28/08/2021 15:03
Dopo il grande entusiasmo e i relativi festeggiamenti per l’ammissione in Serie C1, per il Viagrande è arrivato il tempo di mettersi al lavoro, con l’inizio in sede della preparazione precampionato.
A guidare il roster coach Seby Scandura, alla sua quarta annata con il club presieduto da Mario Costanzo. Anche per lui la Serie C1 è una novità in assoluto, ma con pacatezza e serenità che lo contraddistinguono, accetta la sfida che sa essere complessa.
“La Serie C1 è un patrimonio da difendere per questa società - afferma Scandura. - Credo che sia il giusto riconoscimento al lavoro svolto nel tempo dal club e gli ultimi due campionati di Serie C2, che ci hanno visti protagonisti nella lotta al vertice, testimoniano la costante crescita”.
- Si riparte con l’intelaiatura del roster già collaudata e l’inserimento di tre nuove pedine.
“Si. Con parecchi di questi calciatori si è iniziato circa tre anni fa un percorso tecnico-tattico che ha dato esiti positivi. L’elevata conoscenza coach-giocatori maturata in queste stagioni trascorse insieme, sicuramente agevola il lavoro del tecnico. Questo roster, anche in una categoria superiore come la C1, non necessitava stravolgerlo, ma bensì rinforzarlo in alcuni ruoli. Sono arrivati Alessandro Sciacca e Gaetano Marino per irrobustire il reparto difensivo, e Salvo Cantarella, un laterale offensivo, proveniente dal calcio a 11 ma con qualità tecniche non indifferenti subito adattabili al futsal”.
- Nelle politiche societarie del club, la crescita dei giovani è da sempre in piano. Ci sono dei profili che dal settore giovanile si sono gradualmente meritati il passaggio fino in prima squadra?
“Quando ho accettato il progetto-Viagrande ho subito sposato in pieno la politica societaria. Ci sono dei ragazzi con spiccate caratteristiche tecniche che sono migliorate nel corso degli anni. Non ho mai avuto esitazioni nell’impiegarli in prima squadra, e lo stesso sarà anche in questa stagione”.
- Squadra che fin dai primi giorni lavora a ritmi elevatissimi…

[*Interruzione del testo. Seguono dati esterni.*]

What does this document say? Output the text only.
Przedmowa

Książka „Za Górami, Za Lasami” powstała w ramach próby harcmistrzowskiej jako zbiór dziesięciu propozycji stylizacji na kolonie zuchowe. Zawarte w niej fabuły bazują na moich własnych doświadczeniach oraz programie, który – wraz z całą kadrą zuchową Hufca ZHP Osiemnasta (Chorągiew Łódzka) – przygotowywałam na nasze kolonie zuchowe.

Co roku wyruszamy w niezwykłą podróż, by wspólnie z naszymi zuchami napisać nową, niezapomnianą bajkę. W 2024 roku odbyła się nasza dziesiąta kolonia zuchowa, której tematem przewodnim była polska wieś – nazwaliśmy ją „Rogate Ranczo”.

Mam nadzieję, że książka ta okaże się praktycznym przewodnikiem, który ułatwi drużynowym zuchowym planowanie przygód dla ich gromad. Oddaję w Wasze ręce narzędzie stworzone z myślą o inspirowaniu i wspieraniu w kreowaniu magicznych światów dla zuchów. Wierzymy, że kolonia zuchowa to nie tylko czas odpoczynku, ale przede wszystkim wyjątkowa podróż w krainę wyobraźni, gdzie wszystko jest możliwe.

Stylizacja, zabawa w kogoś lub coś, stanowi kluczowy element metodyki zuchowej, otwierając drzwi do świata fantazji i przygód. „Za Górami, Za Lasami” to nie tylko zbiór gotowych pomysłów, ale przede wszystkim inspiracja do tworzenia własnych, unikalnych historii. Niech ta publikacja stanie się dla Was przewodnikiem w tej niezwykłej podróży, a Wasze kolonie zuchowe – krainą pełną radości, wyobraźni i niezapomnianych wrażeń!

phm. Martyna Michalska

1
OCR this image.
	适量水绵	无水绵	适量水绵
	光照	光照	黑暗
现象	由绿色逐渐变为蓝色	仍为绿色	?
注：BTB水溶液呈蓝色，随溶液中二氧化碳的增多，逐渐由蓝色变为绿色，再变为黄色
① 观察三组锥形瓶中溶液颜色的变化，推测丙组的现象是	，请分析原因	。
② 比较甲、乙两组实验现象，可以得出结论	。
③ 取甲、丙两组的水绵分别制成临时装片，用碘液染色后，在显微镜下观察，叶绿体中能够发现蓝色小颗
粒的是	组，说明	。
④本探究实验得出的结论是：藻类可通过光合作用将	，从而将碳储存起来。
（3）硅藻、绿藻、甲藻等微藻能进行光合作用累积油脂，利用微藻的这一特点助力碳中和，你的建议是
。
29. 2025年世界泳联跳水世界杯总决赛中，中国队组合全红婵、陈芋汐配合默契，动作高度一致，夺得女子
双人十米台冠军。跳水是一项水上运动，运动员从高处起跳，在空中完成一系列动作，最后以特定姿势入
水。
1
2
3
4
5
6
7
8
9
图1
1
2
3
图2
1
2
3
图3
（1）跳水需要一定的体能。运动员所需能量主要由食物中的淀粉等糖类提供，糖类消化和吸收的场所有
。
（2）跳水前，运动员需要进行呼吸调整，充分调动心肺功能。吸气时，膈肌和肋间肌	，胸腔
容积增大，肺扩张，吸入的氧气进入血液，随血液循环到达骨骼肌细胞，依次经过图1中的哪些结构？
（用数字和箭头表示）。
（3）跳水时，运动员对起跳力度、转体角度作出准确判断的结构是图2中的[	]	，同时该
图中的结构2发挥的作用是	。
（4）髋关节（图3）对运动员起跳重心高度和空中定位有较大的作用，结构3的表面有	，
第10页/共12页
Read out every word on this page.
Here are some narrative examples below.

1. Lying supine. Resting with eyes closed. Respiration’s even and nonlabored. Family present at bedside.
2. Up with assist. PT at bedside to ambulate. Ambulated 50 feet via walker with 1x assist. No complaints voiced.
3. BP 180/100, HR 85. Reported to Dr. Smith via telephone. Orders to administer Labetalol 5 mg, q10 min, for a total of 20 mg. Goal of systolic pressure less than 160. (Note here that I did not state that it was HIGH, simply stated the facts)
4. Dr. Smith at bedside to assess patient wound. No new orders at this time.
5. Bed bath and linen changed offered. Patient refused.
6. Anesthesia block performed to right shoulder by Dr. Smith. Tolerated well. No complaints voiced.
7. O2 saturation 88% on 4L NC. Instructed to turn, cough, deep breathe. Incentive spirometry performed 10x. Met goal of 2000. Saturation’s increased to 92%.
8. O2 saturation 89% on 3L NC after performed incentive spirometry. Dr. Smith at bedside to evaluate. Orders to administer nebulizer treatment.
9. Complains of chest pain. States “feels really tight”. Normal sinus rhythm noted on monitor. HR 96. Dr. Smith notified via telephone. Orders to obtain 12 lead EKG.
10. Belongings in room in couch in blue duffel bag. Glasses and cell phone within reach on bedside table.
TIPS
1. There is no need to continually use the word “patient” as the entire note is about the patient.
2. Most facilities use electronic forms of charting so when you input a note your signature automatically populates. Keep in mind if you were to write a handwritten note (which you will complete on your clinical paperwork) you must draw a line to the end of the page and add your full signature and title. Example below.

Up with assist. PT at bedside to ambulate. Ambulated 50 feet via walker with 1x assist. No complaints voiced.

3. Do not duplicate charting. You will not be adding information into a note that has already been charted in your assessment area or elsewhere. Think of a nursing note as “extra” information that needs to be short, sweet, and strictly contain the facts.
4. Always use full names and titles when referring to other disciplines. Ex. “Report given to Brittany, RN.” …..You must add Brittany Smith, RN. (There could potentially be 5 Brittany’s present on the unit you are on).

“Dobbiamo rimetterci in condizione fisica anche per recuperare le pause forzate imposte dalla pandemia. Come in tutte le preparazioni precampionato la prima fase soprattutto quella atletica, richiede tanto impegno e intensità fisica. A questa associo anche il lavoro tecnico e tattico. Dopo questa prima settimana di attività, ho programmato tre allenamenti condivisi con avversarie sia di categoria superiore che inferiore. Desidero vedere i progressi della squadra, l’inserimento dei nuovi e l’applicazione tattica”.
- Cambierà il modo di giocare del suo roster rispetto alle ultime stagioni?
“Credo di no. Sappiamo benissimo che affronteremo avversari di caratura e spessore tecnico. Ma la nostra è una squadra che ha già una propria identità tattica e una sua mentalità. Lavoriamo su determinati principi gioco da qualche anno e continueremo su questa strada. Nutriamo il massimo rispetto per la categoria e gli avversari, senza timori riverenziali ci giocheremo le partite cercando di trarre il massimo. Il campo poi ci dirà se siamo stati più abili noi o gli avversari. Abbiamo la giusta determinazione, e anche se siamo una matricola vogliamo far bene e tenerci ben stretta questa C1”.